New adaptive warmup proposal (looking for feedback)!

I think what you wrote for the cross-chain warmup in MPI is a good enough abstraction there. It doesn’t need to be terribly complicated cause the warmup itself isn’t terribly complicated.

But there is a threading vs. MPI decision that’s happening here and that makes me want to think about the other bits of Stan cause they’re more complicated (the threading solution to cross-chain warmup would also probly be pretty simple).

Right now our warmup is automated in a way that I don’t think this is necessary. It might be though. You could do this with dense vs. diagonal, but I think we have a way to know which would be better before actually collecting the sample (that’s included here and it’s not super robust).

This makes sense in terms of parallelizing calculations in Stan Math at the double level.

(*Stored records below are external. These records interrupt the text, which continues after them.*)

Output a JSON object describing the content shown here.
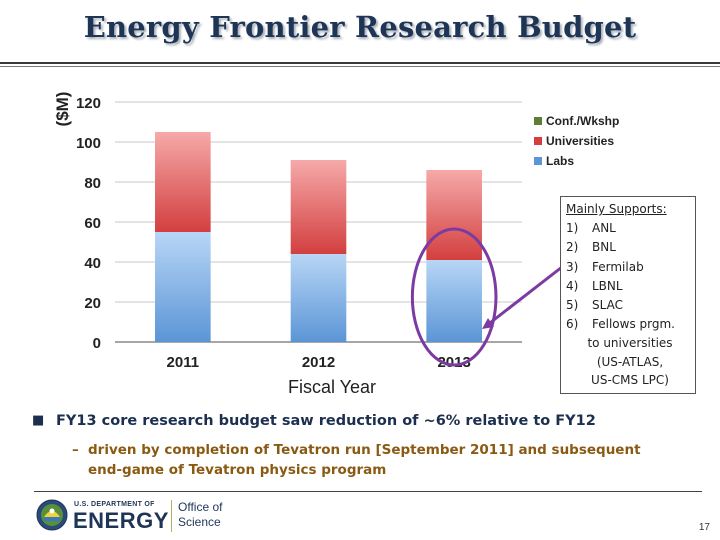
{
  "slide": {
    "title": "Energy Frontier Research Budget",
    "page_number": "17"
  },
  "colors": {
    "title": "#1f3556",
    "labs_top": "#b8d6f6",
    "labs_bottom": "#5b95d6",
    "universities_top": "#f6a9a9",
    "universities_bottom": "#d33f3f",
    "conf": "#5e7d37",
    "highlight_oval": "#7c3aa3",
    "bullet_text": "#1c2f4e",
    "sub_bullet_text": "#8a5a12"
  },
  "chart_data": {
    "type": "bar",
    "stacked": true,
    "categories": [
      "2011",
      "2012",
      "2013"
    ],
    "series": [
      {
        "name": "Labs",
        "values": [
          55,
          44,
          41
        ]
      },
      {
        "name": "Universities",
        "values": [
          50,
          47,
          45
        ]
      },
      {
        "name": "Conf./Wkshp",
        "values": [
          0,
          0,
          0
        ]
      }
    ],
    "legend": [
      "Conf./Wkshp",
      "Universities",
      "Labs"
    ],
    "legend_position": "top-right",
    "ylabel": "($M)",
    "xlabel": "Fiscal Year",
    "ylim": [
      0,
      120
    ],
    "yticks": [
      "0",
      "20",
      "40",
      "60",
      "80",
      "100",
      "120"
    ],
    "grid": true,
    "highlight_category": "2013"
  },
  "callout": {
    "title": "Mainly Supports:",
    "items": [
      {
        "num": "1)",
        "text": "ANL"
      },
      {
        "num": "2)",
        "text": "BNL"
      },
      {
        "num": "3)",
        "text": "Fermilab"
      },
      {
        "num": "4)",
        "text": "LBNL"
      },
      {
        "num": "5)",
        "text": "SLAC"
      },
      {
        "num": "6)",
        "text": "Fellows prgm."
      }
    ],
    "continuation": [
      "to universities",
      "(US-ATLAS,",
      "US-CMS LPC)"
    ]
  },
  "bullets": {
    "main": "FY13 core research budget saw reduction of ~6% relative to FY12",
    "sub": "driven by completion of Tevatron run [September 2011] and subsequent end-game of Tevatron physics program"
  },
  "footer": {
    "doe_small": "U.S. DEPARTMENT OF",
    "doe_big": "ENERGY",
    "office_line1": "Office of",
    "office_line2": "Science"
  }
}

It’s not obvious to me these things are going to be hugely helpful specifically for cross-chain adaptation or the autodiff stack. Similar to the GPU stuff.

Doing threading with autodiff variables means the autodiff library needs to be threadsafe as well, which wouldn’t be trivial.

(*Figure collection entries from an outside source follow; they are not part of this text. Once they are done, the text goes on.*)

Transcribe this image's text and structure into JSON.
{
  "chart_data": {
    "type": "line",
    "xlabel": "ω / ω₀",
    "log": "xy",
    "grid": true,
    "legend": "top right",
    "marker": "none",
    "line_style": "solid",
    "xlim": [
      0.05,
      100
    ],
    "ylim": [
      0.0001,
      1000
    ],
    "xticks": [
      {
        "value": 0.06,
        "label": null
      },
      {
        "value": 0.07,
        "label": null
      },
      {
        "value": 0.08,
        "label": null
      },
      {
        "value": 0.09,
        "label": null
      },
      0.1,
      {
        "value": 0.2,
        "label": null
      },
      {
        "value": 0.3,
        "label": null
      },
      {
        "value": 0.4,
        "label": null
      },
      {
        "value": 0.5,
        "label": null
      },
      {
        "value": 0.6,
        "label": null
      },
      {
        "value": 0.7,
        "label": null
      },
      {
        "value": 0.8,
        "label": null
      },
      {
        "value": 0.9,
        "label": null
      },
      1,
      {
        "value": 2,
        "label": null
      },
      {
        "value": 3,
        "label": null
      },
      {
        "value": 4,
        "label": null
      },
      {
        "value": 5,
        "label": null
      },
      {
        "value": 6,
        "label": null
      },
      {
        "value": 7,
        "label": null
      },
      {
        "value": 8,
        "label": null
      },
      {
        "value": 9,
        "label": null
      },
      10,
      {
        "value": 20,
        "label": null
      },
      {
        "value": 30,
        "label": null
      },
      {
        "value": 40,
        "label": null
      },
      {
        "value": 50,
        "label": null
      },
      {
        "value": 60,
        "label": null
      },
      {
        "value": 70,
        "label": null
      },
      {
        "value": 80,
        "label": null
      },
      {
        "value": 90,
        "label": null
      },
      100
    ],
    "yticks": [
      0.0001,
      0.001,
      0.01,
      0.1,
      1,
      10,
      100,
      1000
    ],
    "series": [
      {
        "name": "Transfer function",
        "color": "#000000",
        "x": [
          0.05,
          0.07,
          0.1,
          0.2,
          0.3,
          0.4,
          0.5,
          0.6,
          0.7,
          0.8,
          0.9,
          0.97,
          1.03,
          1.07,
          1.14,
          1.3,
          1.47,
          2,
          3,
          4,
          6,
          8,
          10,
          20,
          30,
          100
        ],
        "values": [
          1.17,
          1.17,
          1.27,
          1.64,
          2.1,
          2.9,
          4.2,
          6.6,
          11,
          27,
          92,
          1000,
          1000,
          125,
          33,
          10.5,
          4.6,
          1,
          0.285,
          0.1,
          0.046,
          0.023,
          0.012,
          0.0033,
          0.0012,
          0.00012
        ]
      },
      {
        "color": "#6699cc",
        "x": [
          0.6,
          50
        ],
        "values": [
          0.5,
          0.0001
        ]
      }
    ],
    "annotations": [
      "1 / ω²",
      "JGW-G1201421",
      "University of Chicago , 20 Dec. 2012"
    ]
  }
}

Yeah, but we want within chain parallelization too.

If we go TBB for the cross-chain warmup, it’s not obvious to me how the rest of parallelization in Stan works. In the worst case we have threading/GPU (double math) inside MPI/threading (map_rect) inside threading (cross-chain).

I don’t know what implications that has for the autodiff stack, but it sounds complicated. I don’t know if each thread can have its own MPI zone to work in. This seems like it could limit our within-chain scalability.

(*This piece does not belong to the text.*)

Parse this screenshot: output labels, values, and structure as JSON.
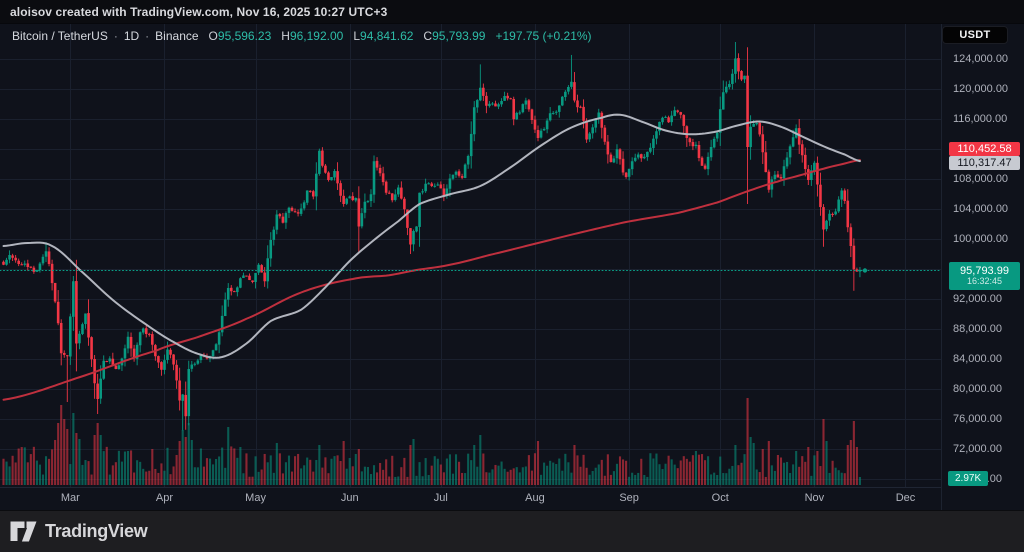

I do know that if we figure out the dataflow in what a parallel autodiff tree looks like + what Yi proposed for cross-chain warmup, then we don’t have to figure out how to thread autodiff and we know we have scalability.

Anyway I just wanna know how all the MPI stuff works now. There must be some sort of mechanism by which one computer tells other computers to run code. I don’t know how the entry point stuff runs either – when I’ve done MPI before everything runs the same binary. So where do the other processes sit? I assume this is embedded in the language somehow.